Another lightning bolt that took out the low wall he'd taken cover behind, sending him scurrying, confirmed beyond any shadow of doubt that it wasn't natural. It was aimed and deliberate. But what was it? Some kind of laser?

Bodie sprinted back behind the building, stumbling slightly over fallen bricks strewn across the loose gravel, blood pounding in his ears as he narrowly avoided a few more pot shots aimed in his direction, which exploded into the wall of the outhouse. He dived for cover, brambles scratching his skin and catching at his clothes as he fell, and then waited, poised ready to run again.

No more lightning bolts.

He allowed himself a moment to catch his breath, the sour aftertaste of adrenaline bitter at the back of his throat.
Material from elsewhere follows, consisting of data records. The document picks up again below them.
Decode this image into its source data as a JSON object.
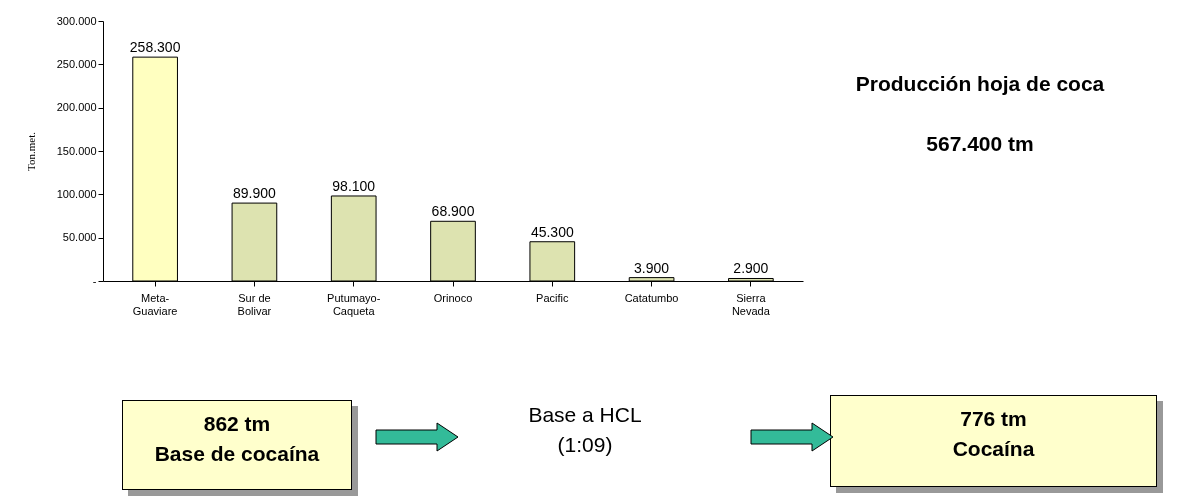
{
  "chart_data": {
    "type": "bar",
    "ylabel": "Ton.met.",
    "categories": [
      "Meta-Guaviare",
      "Sur de Bolivar",
      "Putumayo-Caqueta",
      "Orinoco",
      "Pacific",
      "Catatumbo",
      "Sierra Nevada"
    ],
    "values": [
      258300,
      89900,
      98100,
      68900,
      45300,
      3900,
      2900
    ],
    "value_labels": [
      "258.300",
      "89.900",
      "98.100",
      "68.900",
      "45.300",
      "3.900",
      "2.900"
    ],
    "colors": [
      "#ffffc0",
      "#dde3b0",
      "#dde3b0",
      "#dde3b0",
      "#dde3b0",
      "#dde3b0",
      "#dde3b0"
    ],
    "ylim": [
      0,
      300000
    ],
    "yticks": [
      {
        "value": 0,
        "label": "-"
      },
      {
        "value": 50000,
        "label": "50.000"
      },
      {
        "value": 100000,
        "label": "100.000"
      },
      {
        "value": 150000,
        "label": "150.000"
      },
      {
        "value": 200000,
        "label": "200.000"
      },
      {
        "value": 250000,
        "label": "250.000"
      },
      {
        "value": 300000,
        "label": "300.000"
      }
    ],
    "grid": false,
    "annotations": [
      "Producción hoja de coca",
      "567.400 tm",
      "862 tm",
      "Base de cocaína",
      "Base a HCL",
      "(1:09)",
      "776 tm",
      "Cocaína"
    ]
  }
}
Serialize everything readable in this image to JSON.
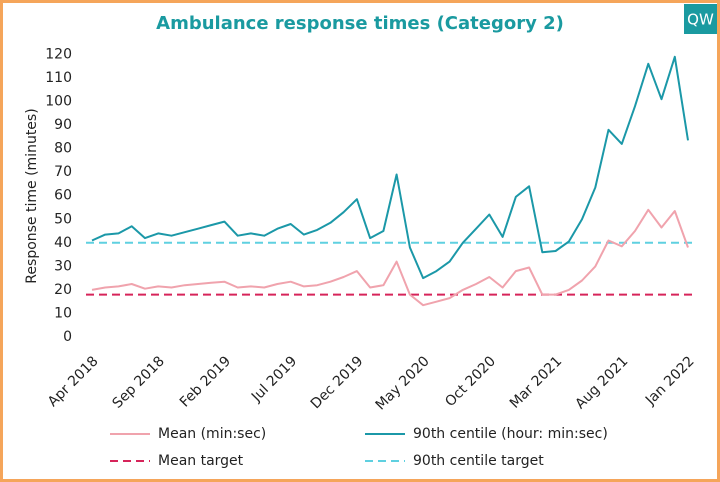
{
  "chart_data": {
    "type": "line",
    "title": "Ambulance response times (Category 2)",
    "logo": "QW",
    "y_label": "Response time (minutes)",
    "categories": [
      "Apr 2018",
      null,
      null,
      null,
      null,
      "Sep 2018",
      null,
      null,
      null,
      null,
      "Feb 2019",
      null,
      null,
      null,
      null,
      "Jul 2019",
      null,
      null,
      null,
      null,
      "Dec 2019",
      null,
      null,
      null,
      null,
      "May 2020",
      null,
      null,
      null,
      null,
      "Oct 2020",
      null,
      null,
      null,
      null,
      "Mar 2021",
      null,
      null,
      null,
      null,
      "Aug 2021",
      null,
      null,
      null,
      null,
      "Jan 2022"
    ],
    "series": [
      {
        "name": "Mean (min:sec)",
        "color": "#f0a3ad",
        "values": [
          20,
          21,
          21.5,
          22.5,
          20.5,
          21.5,
          21,
          22,
          22.5,
          23,
          23.5,
          21,
          21.5,
          21,
          22.5,
          23.5,
          21.5,
          22,
          23.5,
          25.5,
          28,
          21,
          22,
          32,
          18,
          13.5,
          15,
          16.5,
          20,
          22.5,
          25.5,
          21,
          28,
          29.5,
          18,
          18,
          20,
          24,
          30,
          41,
          38.5,
          45,
          54,
          46.5,
          53.5,
          38
        ]
      },
      {
        "name": "90th centile (hour: min:sec)",
        "color": "#1b98a8",
        "values": [
          41,
          43.5,
          44,
          47,
          42,
          44,
          43,
          44.5,
          46,
          47.5,
          49,
          43,
          44,
          43,
          46,
          48,
          43.5,
          45.5,
          48.5,
          53,
          58.5,
          42,
          45,
          69,
          38,
          25,
          28,
          32,
          40,
          46,
          52,
          42.5,
          59.5,
          64,
          36,
          36.5,
          40.5,
          50,
          63.5,
          88,
          82,
          98,
          116,
          101,
          119,
          83.5
        ]
      }
    ],
    "reference_lines": [
      {
        "name": "Mean target",
        "color": "#d6245a",
        "value": 18
      },
      {
        "name": "90th centile target",
        "color": "#5fd0e0",
        "value": 40
      }
    ],
    "ylim": [
      0,
      124
    ],
    "yticks": [
      0,
      10,
      20,
      30,
      40,
      50,
      60,
      70,
      80,
      90,
      100,
      110,
      120
    ],
    "grid": false
  }
}
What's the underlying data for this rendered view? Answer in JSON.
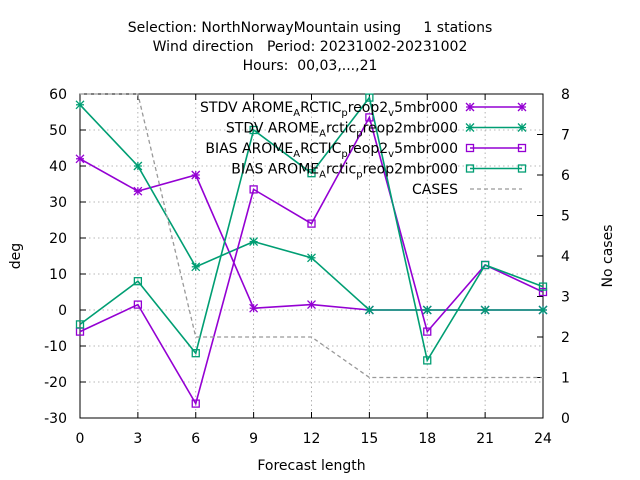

Still no more lightning bolts. He risked a quick peek. No sign of movement. No sign of any more lightning. Whoever'd been shooting at him didn't seem to be pursuing, now he was out of sight.

Satisfied that he was no longer in immediate danger, Bodie turned to look at the outhouse that Doyle and Sullivan had entered just a few minutes earlier and felt the acid churn of renewed panic, deep in his gut. The building had taken several hits of those lightning bolts. It hadn't been in good repair to begin with, and now…the side wall had collapsed, bringing most of the roof down with it – and there was no sign of life.